They can now strive to provide a non-financial experience to customers. This growth has been enabled thanks to the digitization of commerce and fintech infrastructure. The new face of finance gives various players the opportunity to re-position themselves in a value chain to become more industry-agnostic and brand-dependent. Let’s take a look.
Embedded finance has rapidly evolved into an industry disruptor in numerous sectors and gained popularity worldwide - putting intense pressure on many industries to provide a frictionless customer experience. This new face of banking brings together a variety of actors in both unique and revolutionary ways.
It is predicted that in the next ten years, embedded finance will be valued at more than $7 trillion - making it worth double the combined value of the world’s top 30 banks today. [1]
In the embedded finance market, there are three highly developed areas. They are listed as embedded payments, embedded lending, and embedded insurance.
One of the biggest challenges embedded finance providers face is customer experience optimization. Distributors try to create a so called "frictionless" customer journey to avoid the risk of abandonment. When purchasing your shopping cart, you expect multiple payment options, and the execution of them should feel effortless; your card details are automatically entered, or you choose to pay later with the click of a button.

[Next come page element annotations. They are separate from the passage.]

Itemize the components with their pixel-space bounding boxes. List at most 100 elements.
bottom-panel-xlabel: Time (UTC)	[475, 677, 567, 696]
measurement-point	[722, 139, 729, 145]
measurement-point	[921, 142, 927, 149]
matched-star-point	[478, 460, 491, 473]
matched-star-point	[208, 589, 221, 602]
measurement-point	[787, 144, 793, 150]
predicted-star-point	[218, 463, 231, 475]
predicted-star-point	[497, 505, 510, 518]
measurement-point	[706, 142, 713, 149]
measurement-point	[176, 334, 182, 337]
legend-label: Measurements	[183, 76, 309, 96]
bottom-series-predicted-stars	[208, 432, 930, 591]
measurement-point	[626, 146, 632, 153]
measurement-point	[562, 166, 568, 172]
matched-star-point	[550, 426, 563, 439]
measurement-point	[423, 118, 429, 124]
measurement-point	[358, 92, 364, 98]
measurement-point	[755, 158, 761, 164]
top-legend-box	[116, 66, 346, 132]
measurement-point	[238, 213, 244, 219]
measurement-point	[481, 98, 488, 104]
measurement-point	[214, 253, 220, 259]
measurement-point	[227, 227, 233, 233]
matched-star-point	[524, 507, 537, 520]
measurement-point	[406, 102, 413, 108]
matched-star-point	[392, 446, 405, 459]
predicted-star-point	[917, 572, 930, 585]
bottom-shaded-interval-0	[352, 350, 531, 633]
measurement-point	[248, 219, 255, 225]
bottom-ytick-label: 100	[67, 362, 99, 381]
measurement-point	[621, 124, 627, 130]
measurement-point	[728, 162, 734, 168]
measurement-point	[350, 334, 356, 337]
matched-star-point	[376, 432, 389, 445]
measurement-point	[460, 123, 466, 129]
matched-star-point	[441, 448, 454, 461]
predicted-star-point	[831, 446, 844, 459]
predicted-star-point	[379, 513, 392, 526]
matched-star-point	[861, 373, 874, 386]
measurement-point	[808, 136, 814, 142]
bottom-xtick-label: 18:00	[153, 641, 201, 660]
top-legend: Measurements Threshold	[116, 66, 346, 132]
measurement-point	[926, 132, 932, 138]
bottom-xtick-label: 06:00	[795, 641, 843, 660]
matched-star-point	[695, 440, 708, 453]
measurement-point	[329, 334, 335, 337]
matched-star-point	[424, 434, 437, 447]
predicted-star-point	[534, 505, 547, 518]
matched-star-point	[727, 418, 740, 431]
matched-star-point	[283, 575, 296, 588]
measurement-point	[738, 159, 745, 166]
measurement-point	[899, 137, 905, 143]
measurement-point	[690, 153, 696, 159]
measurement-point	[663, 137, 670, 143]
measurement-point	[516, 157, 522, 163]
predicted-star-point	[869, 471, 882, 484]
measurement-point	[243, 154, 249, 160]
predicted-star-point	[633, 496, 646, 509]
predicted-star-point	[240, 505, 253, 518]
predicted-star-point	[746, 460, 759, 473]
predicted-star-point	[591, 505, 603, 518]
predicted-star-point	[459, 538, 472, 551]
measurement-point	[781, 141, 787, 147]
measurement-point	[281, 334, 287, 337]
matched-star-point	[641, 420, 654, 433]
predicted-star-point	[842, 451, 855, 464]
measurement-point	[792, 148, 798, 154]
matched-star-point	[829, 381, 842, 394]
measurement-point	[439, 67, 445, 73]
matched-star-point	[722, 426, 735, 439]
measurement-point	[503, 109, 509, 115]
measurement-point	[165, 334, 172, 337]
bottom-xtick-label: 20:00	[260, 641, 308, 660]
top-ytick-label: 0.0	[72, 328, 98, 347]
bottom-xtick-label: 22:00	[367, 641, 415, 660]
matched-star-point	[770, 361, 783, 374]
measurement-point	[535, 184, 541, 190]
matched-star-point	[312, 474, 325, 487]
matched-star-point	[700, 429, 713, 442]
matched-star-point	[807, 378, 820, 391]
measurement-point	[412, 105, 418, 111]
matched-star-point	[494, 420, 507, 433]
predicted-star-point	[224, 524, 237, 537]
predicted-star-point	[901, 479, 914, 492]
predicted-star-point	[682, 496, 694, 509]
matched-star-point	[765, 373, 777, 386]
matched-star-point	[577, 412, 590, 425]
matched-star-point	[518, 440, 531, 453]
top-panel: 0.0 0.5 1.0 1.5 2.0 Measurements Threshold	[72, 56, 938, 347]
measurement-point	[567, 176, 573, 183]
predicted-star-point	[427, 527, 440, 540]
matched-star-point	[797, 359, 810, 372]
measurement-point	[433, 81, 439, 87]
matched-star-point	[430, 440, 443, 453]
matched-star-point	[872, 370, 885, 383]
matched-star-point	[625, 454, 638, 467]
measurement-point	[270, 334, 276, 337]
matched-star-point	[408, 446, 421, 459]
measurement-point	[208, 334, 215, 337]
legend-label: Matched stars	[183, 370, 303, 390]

MoneyLive states that 60% of customers expect the option to switch channels during the application process without having to start again, making correct channel integration essential to lower abandonment rates. [3]
Abandonment rates are a key metric for embedded finance providers and their partners. The metric gives an insight into how much friction the end customer experiences. When an end customer encounters friction, the abandonment rate will be higher.
Consumer trust is essential when dealing with financial services. Building trust with the customer using communication is crucial and requires a complete understanding of the customer's expectations. Where a completely frictionless experience seems the top priority, finding a balance in the level of friction you offer is more important. Customers need to experience security because they find comfort in seeing the "payment authorization" screen. This creates a sense of trust. Short and direct communication interactions will be the way forward for embedded lenders supplying smaller transactions.
Lenders must enhance identification and authentication by utilizing mobile authentication and behavioral biometrics to secure the client journey without compromising convenience. However, this needs to be matched by a greater focus on consumer transparency, with lenders investing in cutting-edge analytics and AI to make sure their customer communications are transparent, personalized in the proper language and brand, and comply with legal requirements.
Two kinds of providers are necessary to enable the offering of embedded financial products in their platform. Not all the players benefit equally from the rise of embedded finance. As is common in banking, the revenue is allocated to the risk takers (balance sheet provider) and the distributor that owns the platform.
The application of embedded finance is expected to increase in parallel with the advance of global ecommerce markets. The market growth will push traditional banks to create stronger partnerships with emerging fintech players, providing full embedded finance applications to their customers.